Solo chorégraphique et visuel pour une danseuse sur le thème de la chasse et de ses représentations. A travers des souvenirs de chasse et la figure du chasseur dans l’Histoire et l’imaginaire collectif, cette pièce questionne la place de l’art cynégétique dans la civilisation moderne. La chasse serait-elle un modèle relationnel en mesure d'éclairer notre société? Que peut-elle nous apprendre sur la construction du féminin et du masculin?

NOTE D'INTENTION

Je suis petite fille, fille de chasseurs. La chasse est pour moi un monde équivoque. Ténébreux. Sensible. Parfois inquiétant. Elle est un héritage familial, une histoire intime. Une affaire d’hommes, un regard de femmes. Lorsqu’il m’arrive de parler de chasse, les discussions s’animent, et très vite je me sens censurée. La chasse ne laisserait-elle pas entrevoir une animalité que l’Homme civilisé n’a cessé de rejeter ou de vouloir mettre à distance? Pourtant le langage de la chasse s’est disséminé dans nos pratiques sociales : on appâte les consommateurs ; on traque sur internet les meilleurs plans, on se guette sur les réseaux sociaux. On fait appel à des chasseurs de têtes pour bâtir nos entreprises, on cumule les trophées, on tend des pièges à nos concurrents ou on se fait prendre au filet d’une rumeur ; et le samedi soir, sur la piste de danse...on part en chasse.
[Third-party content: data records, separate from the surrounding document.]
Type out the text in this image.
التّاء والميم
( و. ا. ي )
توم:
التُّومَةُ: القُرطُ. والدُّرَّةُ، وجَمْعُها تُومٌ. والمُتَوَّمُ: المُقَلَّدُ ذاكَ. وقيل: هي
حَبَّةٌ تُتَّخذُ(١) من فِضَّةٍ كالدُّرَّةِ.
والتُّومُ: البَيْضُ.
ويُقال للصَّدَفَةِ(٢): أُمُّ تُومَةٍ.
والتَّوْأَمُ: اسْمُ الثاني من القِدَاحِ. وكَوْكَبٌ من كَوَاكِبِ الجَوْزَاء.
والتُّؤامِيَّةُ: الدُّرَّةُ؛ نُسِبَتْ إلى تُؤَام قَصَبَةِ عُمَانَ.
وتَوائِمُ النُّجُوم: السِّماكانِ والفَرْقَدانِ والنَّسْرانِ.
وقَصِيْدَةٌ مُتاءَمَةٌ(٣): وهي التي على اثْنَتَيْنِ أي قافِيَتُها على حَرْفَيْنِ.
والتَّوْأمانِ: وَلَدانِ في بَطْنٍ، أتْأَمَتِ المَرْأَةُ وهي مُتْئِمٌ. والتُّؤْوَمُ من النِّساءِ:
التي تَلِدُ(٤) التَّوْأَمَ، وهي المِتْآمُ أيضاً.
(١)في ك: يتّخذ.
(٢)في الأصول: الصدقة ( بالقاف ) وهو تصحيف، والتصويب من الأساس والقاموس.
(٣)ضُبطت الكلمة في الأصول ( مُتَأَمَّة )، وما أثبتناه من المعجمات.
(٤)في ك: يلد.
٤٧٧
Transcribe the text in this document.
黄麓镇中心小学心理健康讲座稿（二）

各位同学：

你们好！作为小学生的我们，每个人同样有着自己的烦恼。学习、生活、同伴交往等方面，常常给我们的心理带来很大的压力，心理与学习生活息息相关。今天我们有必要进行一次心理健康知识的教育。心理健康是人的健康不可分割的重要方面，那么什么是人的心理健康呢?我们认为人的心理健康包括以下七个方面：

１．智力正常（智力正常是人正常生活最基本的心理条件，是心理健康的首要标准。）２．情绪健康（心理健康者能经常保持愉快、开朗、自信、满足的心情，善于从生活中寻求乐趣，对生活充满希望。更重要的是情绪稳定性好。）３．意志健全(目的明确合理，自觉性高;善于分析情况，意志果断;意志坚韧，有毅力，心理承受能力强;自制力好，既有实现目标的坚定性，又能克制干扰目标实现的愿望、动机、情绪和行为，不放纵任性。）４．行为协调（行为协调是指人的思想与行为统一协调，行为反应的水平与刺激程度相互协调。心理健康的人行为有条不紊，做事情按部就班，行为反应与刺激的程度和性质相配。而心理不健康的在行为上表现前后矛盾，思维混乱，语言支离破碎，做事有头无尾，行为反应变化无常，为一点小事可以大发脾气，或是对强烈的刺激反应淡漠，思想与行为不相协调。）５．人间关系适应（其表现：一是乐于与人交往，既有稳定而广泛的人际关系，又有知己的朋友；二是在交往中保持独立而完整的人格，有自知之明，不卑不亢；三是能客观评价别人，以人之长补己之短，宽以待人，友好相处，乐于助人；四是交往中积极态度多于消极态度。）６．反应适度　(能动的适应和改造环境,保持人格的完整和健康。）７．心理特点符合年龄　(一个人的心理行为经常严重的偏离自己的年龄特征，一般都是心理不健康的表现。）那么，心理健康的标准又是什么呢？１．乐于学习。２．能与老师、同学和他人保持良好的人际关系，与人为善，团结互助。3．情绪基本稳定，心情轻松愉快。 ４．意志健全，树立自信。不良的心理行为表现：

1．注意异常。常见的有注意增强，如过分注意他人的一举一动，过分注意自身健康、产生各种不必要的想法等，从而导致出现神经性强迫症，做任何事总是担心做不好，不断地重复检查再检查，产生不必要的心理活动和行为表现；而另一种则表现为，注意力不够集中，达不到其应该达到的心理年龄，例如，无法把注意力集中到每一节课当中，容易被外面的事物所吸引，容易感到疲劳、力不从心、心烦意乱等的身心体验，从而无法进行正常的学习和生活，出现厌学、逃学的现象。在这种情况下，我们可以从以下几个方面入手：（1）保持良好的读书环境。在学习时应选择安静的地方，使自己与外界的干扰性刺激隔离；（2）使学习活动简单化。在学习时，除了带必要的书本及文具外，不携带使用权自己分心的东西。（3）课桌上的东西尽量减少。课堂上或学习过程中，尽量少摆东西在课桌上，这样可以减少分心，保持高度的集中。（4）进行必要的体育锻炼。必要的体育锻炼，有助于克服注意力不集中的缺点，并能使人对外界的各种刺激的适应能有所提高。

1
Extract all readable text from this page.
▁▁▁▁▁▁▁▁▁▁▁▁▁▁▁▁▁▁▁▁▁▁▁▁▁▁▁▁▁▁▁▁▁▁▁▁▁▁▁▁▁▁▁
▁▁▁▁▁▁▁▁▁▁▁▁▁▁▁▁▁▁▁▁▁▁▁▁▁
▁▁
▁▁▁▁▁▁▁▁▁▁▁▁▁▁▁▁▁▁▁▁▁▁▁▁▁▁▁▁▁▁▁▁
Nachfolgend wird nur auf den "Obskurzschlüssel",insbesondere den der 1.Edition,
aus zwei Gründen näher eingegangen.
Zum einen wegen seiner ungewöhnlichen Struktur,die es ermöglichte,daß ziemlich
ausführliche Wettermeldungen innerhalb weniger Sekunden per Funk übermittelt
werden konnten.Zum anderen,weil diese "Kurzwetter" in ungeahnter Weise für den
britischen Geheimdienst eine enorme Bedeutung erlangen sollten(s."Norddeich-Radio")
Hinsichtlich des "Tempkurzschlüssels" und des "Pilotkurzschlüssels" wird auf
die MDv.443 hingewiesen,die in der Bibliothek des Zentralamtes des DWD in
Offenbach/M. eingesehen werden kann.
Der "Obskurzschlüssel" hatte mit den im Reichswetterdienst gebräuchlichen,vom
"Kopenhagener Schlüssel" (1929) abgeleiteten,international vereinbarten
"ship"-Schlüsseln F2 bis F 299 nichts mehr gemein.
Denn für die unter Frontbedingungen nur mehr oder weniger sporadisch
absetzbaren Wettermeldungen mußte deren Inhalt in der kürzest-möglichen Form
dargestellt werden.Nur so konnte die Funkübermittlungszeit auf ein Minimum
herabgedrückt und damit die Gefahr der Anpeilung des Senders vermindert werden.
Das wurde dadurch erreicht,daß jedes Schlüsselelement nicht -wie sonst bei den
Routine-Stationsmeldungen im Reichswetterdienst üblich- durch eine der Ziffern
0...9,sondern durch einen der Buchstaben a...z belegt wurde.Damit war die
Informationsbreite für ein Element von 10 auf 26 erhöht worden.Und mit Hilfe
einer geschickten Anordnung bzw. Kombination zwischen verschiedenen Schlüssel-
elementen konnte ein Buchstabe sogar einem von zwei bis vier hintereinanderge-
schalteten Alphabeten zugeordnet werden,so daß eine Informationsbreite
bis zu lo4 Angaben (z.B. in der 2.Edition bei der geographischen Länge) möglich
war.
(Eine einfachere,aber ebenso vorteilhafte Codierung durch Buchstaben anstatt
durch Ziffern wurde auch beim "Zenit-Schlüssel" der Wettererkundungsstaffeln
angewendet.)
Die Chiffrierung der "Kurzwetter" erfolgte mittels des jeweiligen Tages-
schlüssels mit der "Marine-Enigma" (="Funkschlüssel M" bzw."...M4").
De ces débats, de cette tendresse ambivalente, est né un désir de recherche sur la chasse et ses enjeux sociétaux. Elle est devenue un terrain pour observer et penser la bête humaine, et s’est révélée être un véritable foyer d’invention chorégraphique et visuelle. A partir de fragments intimes de mes expériences de chasse, de recherche iconographiques et sociologiques, Cor de chasse, fille de chasseur met en regard la frontière chasseur/proie dans les rapports sociaux contemporains.